I’m about to get up and go light the grill and barbecue some chicken and I’m thinking how did we end up here? I mean, seriously. How did Memorial Day become a day for the vast amount of Americans to grill out with family and friends and throw parties?

Being me, I went to the web and typed in “Memorial Day History.” I stumbled through a few web sites and read through the History Channel’s article on the beginnings of “Decoration Day” and its evolution over time. In addition to more historical viewpoints, I jumped on Facebook for a social viewpoint of the day. One of my old friends is a veteran and, as I read through her post, I was shocked to see her complaining about people wishing her a “Happy Memorial Day.” Because after all, Memorial Day is about remembering those that died in pursuit of keeping us free.

So today, the majority of Americans will not really even pause to think why they have this extra day off and are enjoying some grilled animal deliciousness.
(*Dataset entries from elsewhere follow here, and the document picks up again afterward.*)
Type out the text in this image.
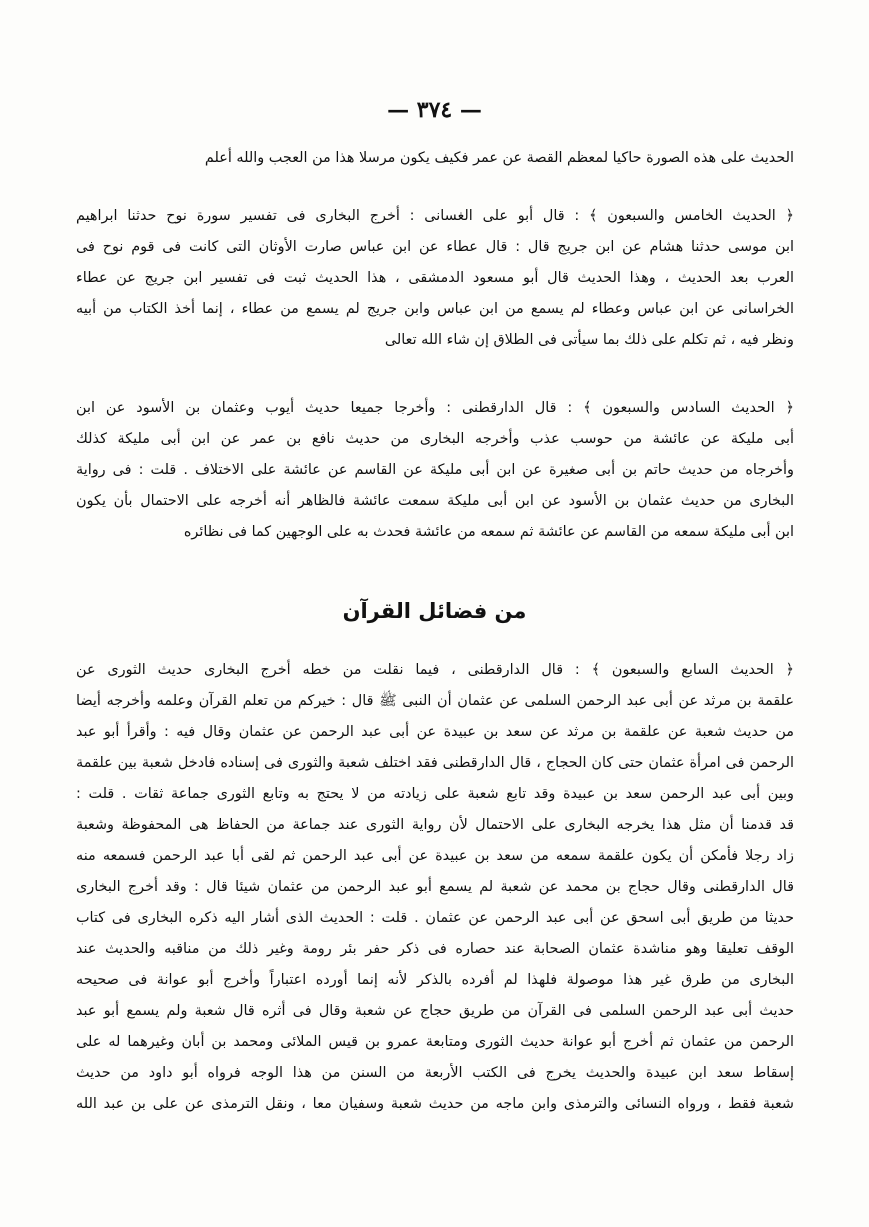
— ٣٧٤ —
الحديث على هذه الصورة حاكيا لمعظم القصة عن عمر فكيف يكون مرسلا هذا من العجب والله أعلم
﴿ الحديث الخامس والسبعون ﴾ : قال أبو على الغسانى : أخرج البخارى فى تفسير سورة نوح حدثنا ابراهيم
ابن موسى حدثنا هشام عن ابن جريج قال : قال عطاء عن ابن عباس صارت الأوثان التى كانت فى قوم نوح فى
العرب بعد الحديث ، وهذا الحديث قال أبو مسعود الدمشقى ، هذا الحديث ثبت فى تفسير ابن جريج عن عطاء
الخراسانى عن ابن عباس وعطاء لم يسمع من ابن عباس وابن جريج لم يسمع من عطاء ، إنما أخذ الكتاب من أبيه
ونظر فيه ، ثم تكلم على ذلك بما سيأتى فى الطلاق إن شاء الله تعالى
﴿ الحديث السادس والسبعون ﴾ : قال الدارقطنى : وأخرجا جميعا حديث أيوب وعثمان بن الأسود عن ابن
أبى مليكة عن عائشة من حوسب عذب وأخرجه البخارى من حديث نافع بن عمر عن ابن أبى مليكة كذلك
وأخرجاه من حديث حاتم بن أبى صغيرة عن ابن أبى مليكة عن القاسم عن عائشة على الاختلاف . قلت : فى رواية
البخارى من حديث عثمان بن الأسود عن ابن أبى مليكة سمعت عائشة فالظاهر أنه أخرجه على الاحتمال بأن يكون
ابن أبى مليكة سمعه من القاسم عن عائشة ثم سمعه من عائشة فحدث به على الوجهين كما فى نظائره
من فضائل القرآن
﴿ الحديث السابع والسبعون ﴾ : قال الدارقطنى ، فيما نقلت من خطه أخرج البخارى حديث الثورى عن
علقمة بن مرثد عن أبى عبد الرحمن السلمى عن عثمان أن النبى ﷺ قال : خيركم من تعلم القرآن وعلمه وأخرجه أيضا
من حديث شعبة عن علقمة بن مرثد عن سعد بن عبيدة عن أبى عبد الرحمن عن عثمان وقال فيه : وأقرأ أبو عبد
الرحمن فى امرأة عثمان حتى كان الحجاج ، قال الدارقطنى فقد اختلف شعبة والثورى فى إسناده فادخل شعبة بين علقمة
وبين أبى عبد الرحمن سعد بن عبيدة وقد تابع شعبة على زيادته من لا يحتج به وتابع الثورى جماعة ثقات . قلت :
قد قدمنا أن مثل هذا يخرجه البخارى على الاحتمال لأن رواية الثورى عند جماعة من الحفاظ هى المحفوظة وشعبة
زاد رجلا فأمكن أن يكون علقمة سمعه من سعد بن عبيدة عن أبى عبد الرحمن ثم لقى أبا عبد الرحمن فسمعه منه
قال الدارقطنى وقال حجاج بن محمد عن شعبة لم يسمع أبو عبد الرحمن من عثمان شيئا قال : وقد أخرج البخارى
حديثا من طريق أبى اسحق عن أبى عبد الرحمن عن عثمان . قلت : الحديث الذى أشار اليه ذكره البخارى فى كتاب
الوقف تعليقا وهو مناشدة عثمان الصحابة عند حصاره فى ذكر حفر بئر رومة وغير ذلك من مناقبه والحديث عند
البخارى من طرق غير هذا موصولة فلهذا لم أفرده بالذكر لأنه إنما أورده اعتباراً وأخرج أبو عوانة فى صحيحه
حديث أبى عبد الرحمن السلمى فى القرآن من طريق حجاج عن شعبة وقال فى أثره قال شعبة ولم يسمع أبو عبد
الرحمن من عثمان ثم أخرج أبو عوانة حديث الثورى ومتابعة عمرو بن قيس الملائى ومحمد بن أبان وغيرهما له على
إسقاط سعد ابن عبيدة والحديث يخرج فى الكتب الأربعة من السنن من هذا الوجه فرواه أبو داود من حديث
شعبة فقط ، ورواه النسائى والترمذى وابن ماجه من حديث شعبة وسفيان معا ، ونقل الترمذى عن على بن عبد الله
How rude, right?

Let me ask this, though. How often do we stop and think about the fact that Jesus died for our spiritual freedom, which in the grand scheme of things is much more important than our worldly freedom? In our busy life, every morning is a gift.

Alright. Now you are either A) being thankful that service men and women gave their life for your freedom or B) feeling a little guilty because of the “Jesus juke” that last paragraph contained.

Mark gave a warning in his opening words on Sunday. Paraphrasing for my lack of photographic memory skills, “let us be careful not to over-glorify man, and forget about the glory that belongs to Jesus.” Not to take anything away from military personnel that have given the ultimate sacrifice, as I give high regard to them and feel empathy for their families during this time, but for those that profess Jesus as their Savior, His glory should ring louder than any others.

Psalm 115 discusses where glory belongs by saying, “Not unto us, O Lord, not unto us, but unto thy name give glory, for thy mercy, and for thy truth’s sake.” In that same chapter it describes the Lord as their help and their shield. God rescued them and was their protector.

Just like the military men we celebrate on Memorial Day, Jesus died a brutal death for which he chose to step in our place. We are “[those] that fear the Lord, trust in the Lord: he is their help and their shield. (Psalm 115)” He is OUR help. He is OUR shield.

Lamentations 3 reminds us that every morning, His mercy is new. Let us remember His sacrifice daily, giving glory where glory is due.